O Decreto 8.124/2013, que regulamenta a criação do IBRAM e o Estatuto de Museus, vem suscitando uma série de questionamentos da parte dos agentes do sistema das artes. Seria o estatuto em si o reflexo da vontade legítima do Estado em preservar o patrimônio cultural nacional ou simplesmente mais uma sanha intervencionista?

A revista seLecT resolveu encarar o problema de frente em sua nova edição, que já está nas bancas de todo o país. Além disso, está organizando um debate sobre o tema, que acontece na próxima segunda-feira, dia 17, no Museu de Arte Moderna de São Paulo. E também criou um especial no site com entrevistas realizadas por Márion Strecker com diversos agentes. O intuito de todas essas ações é compartilhar os diferentes pontos de vista.

Por se tratar de um assunto complexo, faz-se necessário indicar alguns ganchos esclarecedores. Um deles, fundamental, é o texto titulado O IBRAM, o mercado de arte, os desacertos das políticas públicas e a salvaguarda do patrimônio cultural nacional, publicado no site do Fórum Permanente e escrito por Ana Letícia Fialho, advogada, gestora cultural e pesquisadora do sistema das artes.
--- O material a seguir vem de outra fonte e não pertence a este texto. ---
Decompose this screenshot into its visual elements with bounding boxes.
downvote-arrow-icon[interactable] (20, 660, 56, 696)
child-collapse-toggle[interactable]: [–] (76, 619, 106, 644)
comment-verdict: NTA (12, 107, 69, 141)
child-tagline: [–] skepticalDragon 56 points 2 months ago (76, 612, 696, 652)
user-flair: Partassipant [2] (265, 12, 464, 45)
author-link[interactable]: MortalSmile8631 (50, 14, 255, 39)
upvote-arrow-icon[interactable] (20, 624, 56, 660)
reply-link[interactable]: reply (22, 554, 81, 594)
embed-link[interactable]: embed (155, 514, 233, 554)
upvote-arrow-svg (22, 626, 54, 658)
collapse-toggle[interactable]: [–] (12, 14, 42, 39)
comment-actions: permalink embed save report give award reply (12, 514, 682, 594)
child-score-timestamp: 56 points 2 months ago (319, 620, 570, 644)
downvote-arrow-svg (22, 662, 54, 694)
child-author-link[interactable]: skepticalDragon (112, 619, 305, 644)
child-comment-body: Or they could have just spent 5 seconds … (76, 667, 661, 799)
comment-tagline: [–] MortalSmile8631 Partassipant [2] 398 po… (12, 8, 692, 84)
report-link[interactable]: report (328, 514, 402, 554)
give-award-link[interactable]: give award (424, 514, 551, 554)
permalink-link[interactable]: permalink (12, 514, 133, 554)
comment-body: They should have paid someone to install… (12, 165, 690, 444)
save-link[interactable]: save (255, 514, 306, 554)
Na primeira parte, Letícia menciona as inconsistências e vácuos da lei, como a ausência de critérios que definam que tipo de bem pode ser considerado de interesse público, o que deixa margem a uma discricionariedade ao Estado. Tais indeterminações colocam os colecionadores em estado de insegurança, e o exemplo mais trágico disso foi a venda da coleção Adolpho Leirner ao Museu de Belas Artes de Houston, EUA, em março de 2007. Para se ter uma ideia, foram embora do país obras de Lygia Clark, Hélio Oiticica, Mira Schendel, Milton Dacosta, Cícero Dias e de muitos outros artistas cruciais.

A segunda parte – que conta com a colaboração de Daniel McClean, curador, crítico e advogado do Reino Unido – apresenta uma análise de marcos legais adotados em outros países, principalmente os que tratam de incentivos tributários relacionados a propriedade de bens culturais.